Ulivo: la convention degli equivoci

“Attenti, ci sono le elezioni” la triste frase di quando la politica diventa propaganda. E nel nome delle elezioni, gli equivoci abbracci nel centrosinistra trentino.

Vittorio Foa ha compiuto novant’anni il 18 settembre. Le sue curiosità, inquietudini, giudizi fulminanti su uomini e vicende di casa nostra (ma non solo), nell’ultimo decennio del secolo trascorso, sono contenuti nel nuovo volume "Passaggi", edito da Einaudi.
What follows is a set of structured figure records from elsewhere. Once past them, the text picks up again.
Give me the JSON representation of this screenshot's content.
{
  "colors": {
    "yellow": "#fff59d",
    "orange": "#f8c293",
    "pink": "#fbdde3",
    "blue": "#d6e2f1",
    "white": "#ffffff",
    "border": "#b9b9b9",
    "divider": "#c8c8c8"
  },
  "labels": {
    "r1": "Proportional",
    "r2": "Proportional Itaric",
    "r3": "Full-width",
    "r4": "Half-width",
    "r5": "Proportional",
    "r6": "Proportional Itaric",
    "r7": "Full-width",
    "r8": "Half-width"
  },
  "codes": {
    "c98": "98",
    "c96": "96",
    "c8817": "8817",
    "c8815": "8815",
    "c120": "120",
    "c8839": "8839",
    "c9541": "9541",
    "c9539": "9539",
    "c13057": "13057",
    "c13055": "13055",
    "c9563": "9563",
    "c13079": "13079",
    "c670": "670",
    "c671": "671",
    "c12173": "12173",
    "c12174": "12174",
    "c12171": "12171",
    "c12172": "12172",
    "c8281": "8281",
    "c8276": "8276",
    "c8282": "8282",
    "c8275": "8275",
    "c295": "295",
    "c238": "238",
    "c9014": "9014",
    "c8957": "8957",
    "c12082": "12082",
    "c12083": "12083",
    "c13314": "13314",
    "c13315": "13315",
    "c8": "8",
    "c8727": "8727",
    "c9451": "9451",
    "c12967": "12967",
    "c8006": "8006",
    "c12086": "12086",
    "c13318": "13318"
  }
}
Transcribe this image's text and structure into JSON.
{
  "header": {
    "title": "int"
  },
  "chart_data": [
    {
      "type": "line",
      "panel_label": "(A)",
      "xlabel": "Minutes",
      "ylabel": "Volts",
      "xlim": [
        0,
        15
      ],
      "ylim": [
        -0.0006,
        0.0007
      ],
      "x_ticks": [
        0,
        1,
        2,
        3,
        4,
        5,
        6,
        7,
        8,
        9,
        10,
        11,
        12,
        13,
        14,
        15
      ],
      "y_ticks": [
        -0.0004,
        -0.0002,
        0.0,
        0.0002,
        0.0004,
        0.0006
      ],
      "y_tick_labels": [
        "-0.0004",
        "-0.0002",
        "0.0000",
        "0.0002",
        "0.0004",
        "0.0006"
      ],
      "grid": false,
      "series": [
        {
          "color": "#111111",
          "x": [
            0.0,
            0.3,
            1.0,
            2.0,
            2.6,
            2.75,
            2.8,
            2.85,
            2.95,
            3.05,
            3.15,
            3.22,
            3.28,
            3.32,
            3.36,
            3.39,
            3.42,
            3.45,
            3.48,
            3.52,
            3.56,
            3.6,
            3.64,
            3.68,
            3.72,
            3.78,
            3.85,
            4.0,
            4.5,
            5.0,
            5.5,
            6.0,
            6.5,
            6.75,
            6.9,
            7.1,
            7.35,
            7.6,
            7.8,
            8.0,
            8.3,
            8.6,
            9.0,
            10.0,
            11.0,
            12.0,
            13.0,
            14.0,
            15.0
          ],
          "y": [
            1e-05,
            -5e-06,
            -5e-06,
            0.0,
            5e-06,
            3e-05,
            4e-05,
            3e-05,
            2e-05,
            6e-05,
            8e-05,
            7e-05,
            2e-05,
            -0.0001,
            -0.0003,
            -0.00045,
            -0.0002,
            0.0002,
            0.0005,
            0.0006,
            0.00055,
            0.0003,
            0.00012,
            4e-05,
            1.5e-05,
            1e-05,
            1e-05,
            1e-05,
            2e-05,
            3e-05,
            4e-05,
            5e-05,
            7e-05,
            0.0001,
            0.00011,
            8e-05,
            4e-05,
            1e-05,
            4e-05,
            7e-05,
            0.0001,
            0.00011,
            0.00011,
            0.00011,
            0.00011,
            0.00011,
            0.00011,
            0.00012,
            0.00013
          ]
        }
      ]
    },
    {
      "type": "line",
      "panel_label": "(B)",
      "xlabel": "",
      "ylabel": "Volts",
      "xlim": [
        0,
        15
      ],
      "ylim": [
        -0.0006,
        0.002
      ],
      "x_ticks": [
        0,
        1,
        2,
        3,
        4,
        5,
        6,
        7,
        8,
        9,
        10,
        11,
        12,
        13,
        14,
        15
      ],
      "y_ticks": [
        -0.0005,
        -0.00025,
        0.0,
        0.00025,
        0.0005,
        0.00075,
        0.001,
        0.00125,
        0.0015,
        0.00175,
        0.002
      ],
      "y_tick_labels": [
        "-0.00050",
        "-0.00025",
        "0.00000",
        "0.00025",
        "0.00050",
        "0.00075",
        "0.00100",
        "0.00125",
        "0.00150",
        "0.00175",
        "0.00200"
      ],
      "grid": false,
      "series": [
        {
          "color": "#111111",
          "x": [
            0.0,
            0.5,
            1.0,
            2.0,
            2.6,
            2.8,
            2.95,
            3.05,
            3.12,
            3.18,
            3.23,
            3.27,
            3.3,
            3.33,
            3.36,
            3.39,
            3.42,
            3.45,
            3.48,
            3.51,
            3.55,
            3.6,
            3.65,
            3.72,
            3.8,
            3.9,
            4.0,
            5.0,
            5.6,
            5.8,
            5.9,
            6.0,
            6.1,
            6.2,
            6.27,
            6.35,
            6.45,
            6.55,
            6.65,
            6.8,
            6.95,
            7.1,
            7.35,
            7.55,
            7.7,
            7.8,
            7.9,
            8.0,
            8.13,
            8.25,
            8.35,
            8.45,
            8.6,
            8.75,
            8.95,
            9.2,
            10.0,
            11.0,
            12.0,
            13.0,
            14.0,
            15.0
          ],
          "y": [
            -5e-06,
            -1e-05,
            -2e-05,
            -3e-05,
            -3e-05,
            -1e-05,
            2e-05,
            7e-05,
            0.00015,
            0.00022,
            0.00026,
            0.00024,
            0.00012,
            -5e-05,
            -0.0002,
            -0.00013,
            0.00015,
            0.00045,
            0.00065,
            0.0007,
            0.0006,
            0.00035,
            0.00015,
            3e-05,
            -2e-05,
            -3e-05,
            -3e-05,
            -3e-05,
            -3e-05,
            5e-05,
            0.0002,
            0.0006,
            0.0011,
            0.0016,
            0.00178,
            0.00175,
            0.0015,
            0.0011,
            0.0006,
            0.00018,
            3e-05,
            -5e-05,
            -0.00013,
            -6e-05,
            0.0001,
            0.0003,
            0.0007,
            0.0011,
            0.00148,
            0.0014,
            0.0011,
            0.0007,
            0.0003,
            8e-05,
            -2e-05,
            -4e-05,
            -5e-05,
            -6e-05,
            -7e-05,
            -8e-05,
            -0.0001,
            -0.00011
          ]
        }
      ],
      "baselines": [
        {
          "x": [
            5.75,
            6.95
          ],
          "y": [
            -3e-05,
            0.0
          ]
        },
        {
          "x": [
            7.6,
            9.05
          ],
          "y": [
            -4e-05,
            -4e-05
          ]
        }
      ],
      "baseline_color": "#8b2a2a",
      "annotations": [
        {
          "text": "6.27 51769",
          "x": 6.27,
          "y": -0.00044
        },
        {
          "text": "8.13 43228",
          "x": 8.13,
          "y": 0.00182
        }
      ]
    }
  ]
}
Ne proponiamo due, di questi passaggi, perché s’intrecciano con il dibattito aperto da mesi su questo giornale, e che diverranno inevitabilmente sempre più incalzanti nel prossimo futuro.

Scrive Foa, datando la riflessione 1994: "-Attenti, ci sono le elezioni-. Quando sento questa frase mi viene tristezza. Vuole dire che una cosa è giusta ma non bisogna dirla perché si sta per votare. Non è solo una slealtà, è una stupidità. Vi sono due modi di accostarsi ai cittadini: uno è quello che fa appello ai loro sentimenti egoistici ed esclusivi, di imbonirli con la propaganda; l’altro è quello di fare appello ai sentimenti civici, dell’essere adulti e non schiavi della propaganda".

E’ stata annunciata per le prossime settimane la convention del centro-sinistra trentino, per preparare e annunciare la squadra e i contenuti della nuova consultazione elettorale di primavera.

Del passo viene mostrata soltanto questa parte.